Following a delayed launch and rumors about not making it in time for the Galaxy S22 series, Samsung pulls off a surprise by making the Exynos 2200 official.
Described as a game-changing processor, the main highlight of the Exynos 2200 is its use of an AMD RDNA 2 architecture for the Samsung Xclipse GPU. The Xclipse comes with support for hardware accelerated ray tracing (RT) and variable rate shading (VRS)—both being previously available only on PCs, laptops and consoles.
The Xclipse GPU supports 120hz in 4K and 144hz in QHD+ resolutions.
The Exynos 2200 is based on Samsung’s 4nm process and uses ARM V9 architecture in a tri-cluster layout: one Cortex-X2 core, three Cortex-A710 cores, and four Cortex-A510 cores.
It supports LPDDR5 RAM and UFS 3.1 storage, and comes with a new dual-core NPU that Samsung claims has double the performance compared to the Exynos 2100’s NPU.

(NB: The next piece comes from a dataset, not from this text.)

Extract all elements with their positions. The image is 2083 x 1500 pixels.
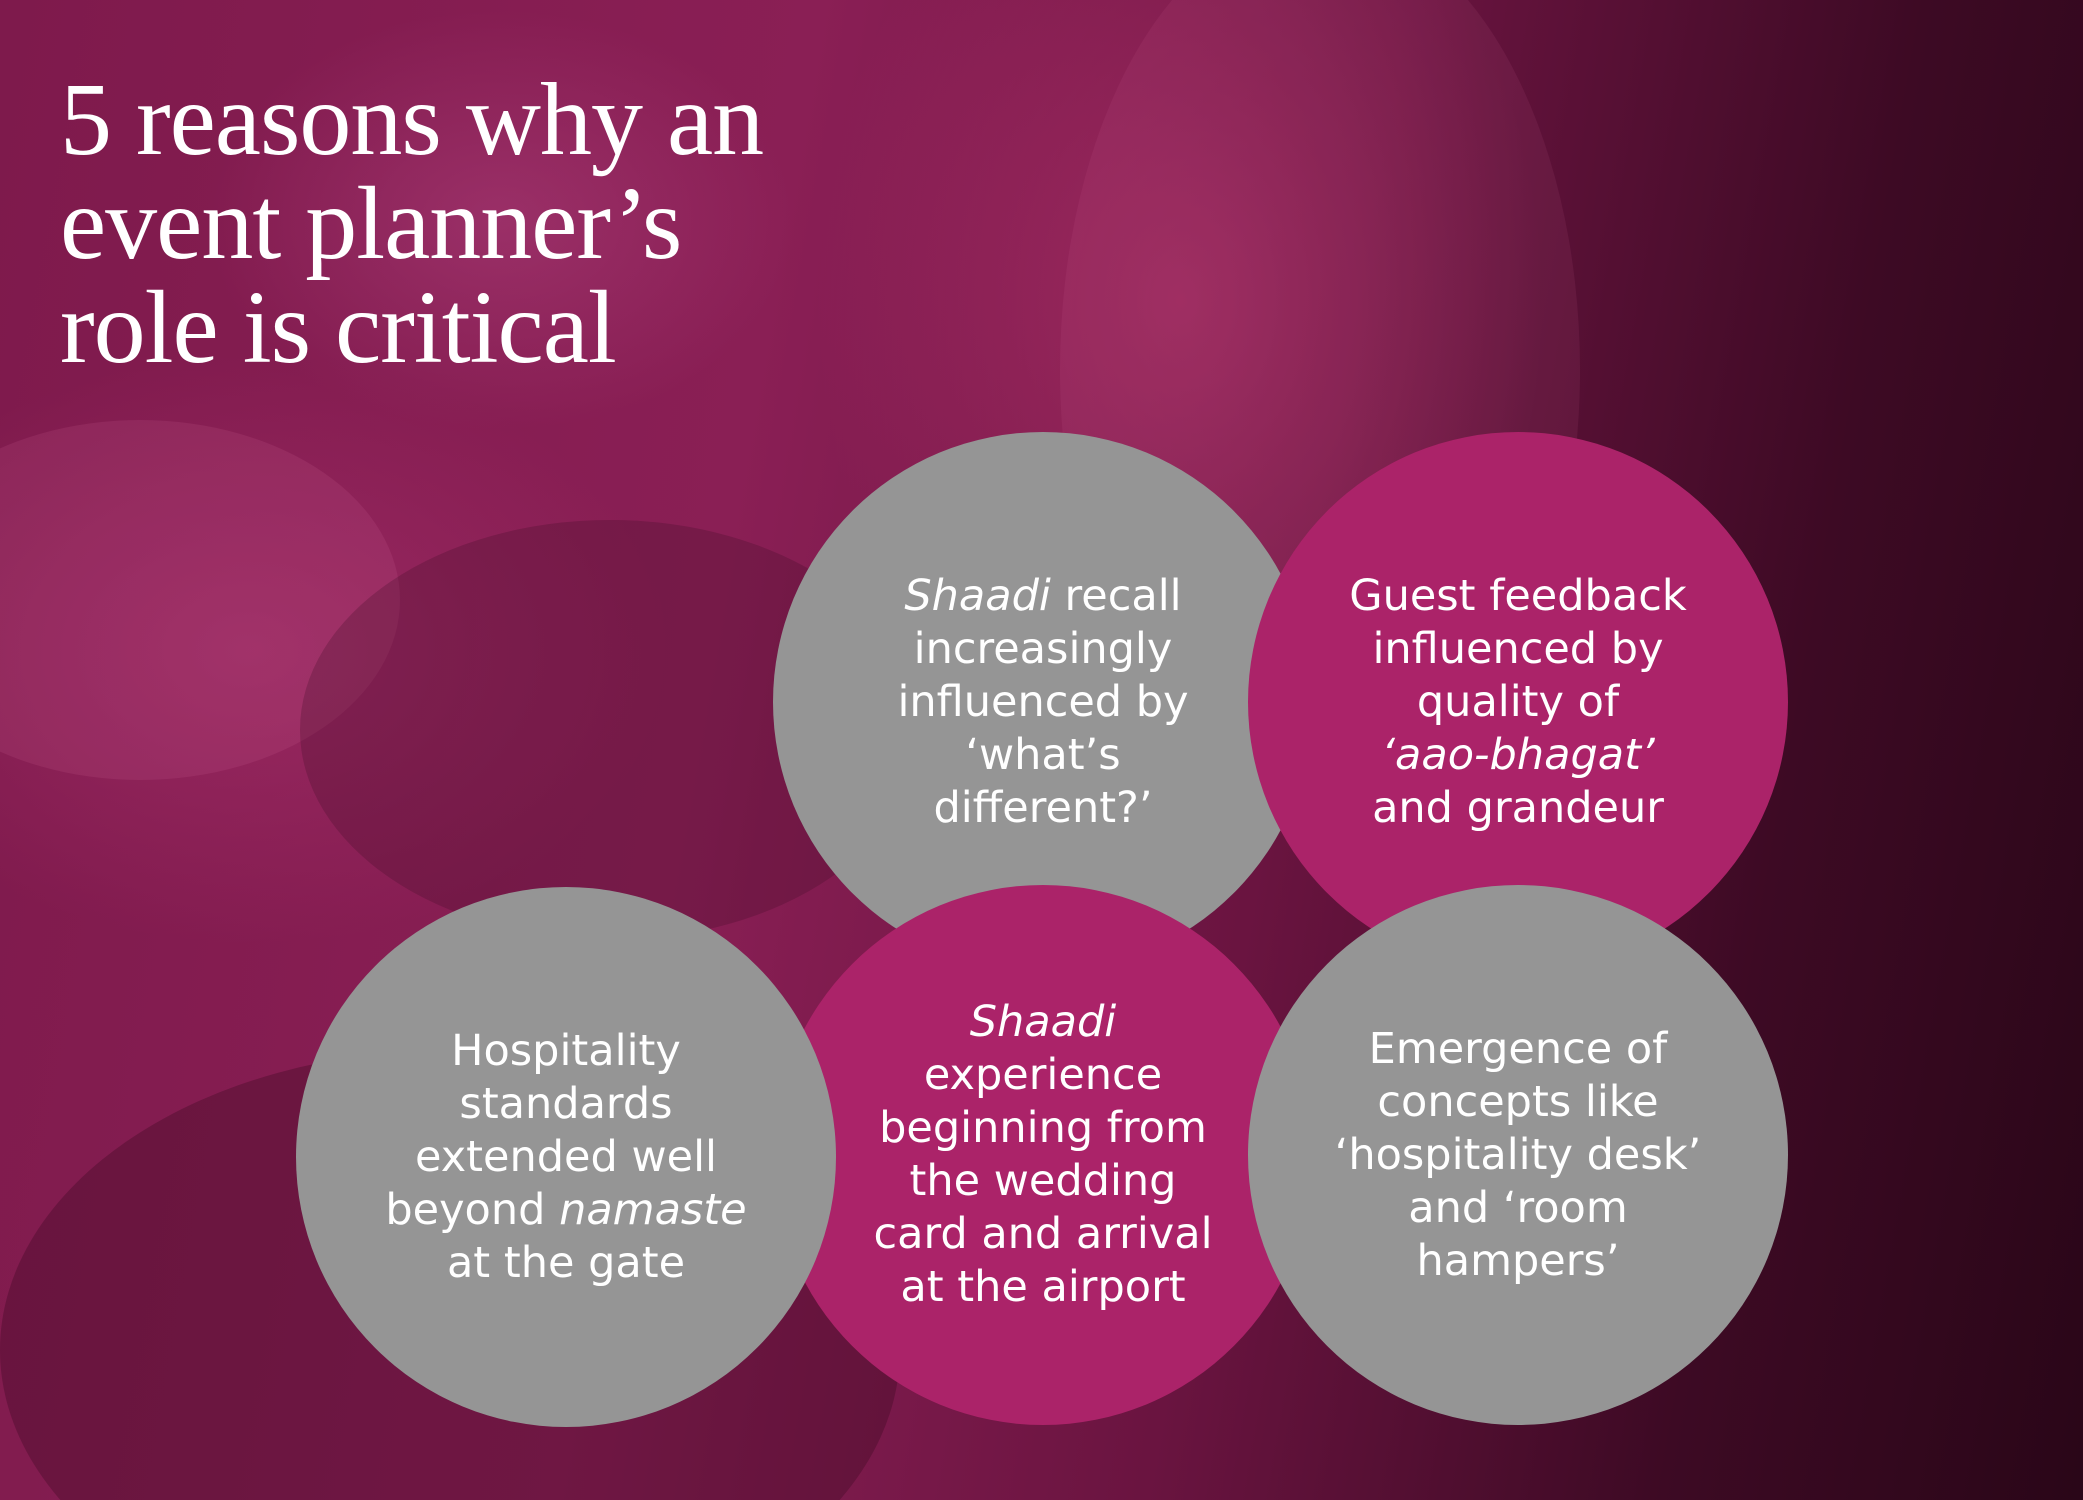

The Exynos 2200’s ISP is pretty much unchanged from its predecessor: you get support for 200-megapixel cameras and up to 30FPS capture at 108-megapixels (or 64MP+32MP simultaneous capture at 30FPS). The chip is capable of shooting 4K video at 120FPS and 8K video at 30FPS—both with HDR10+.
Rounding up its features, the Exynos 2200 comes with an integrated 5G modem that has support for both mmWave and sub-6GHz networks.
As expected, the Exynos 2200 will debut with the Galaxy S22 series, which is slated to launch on February 8.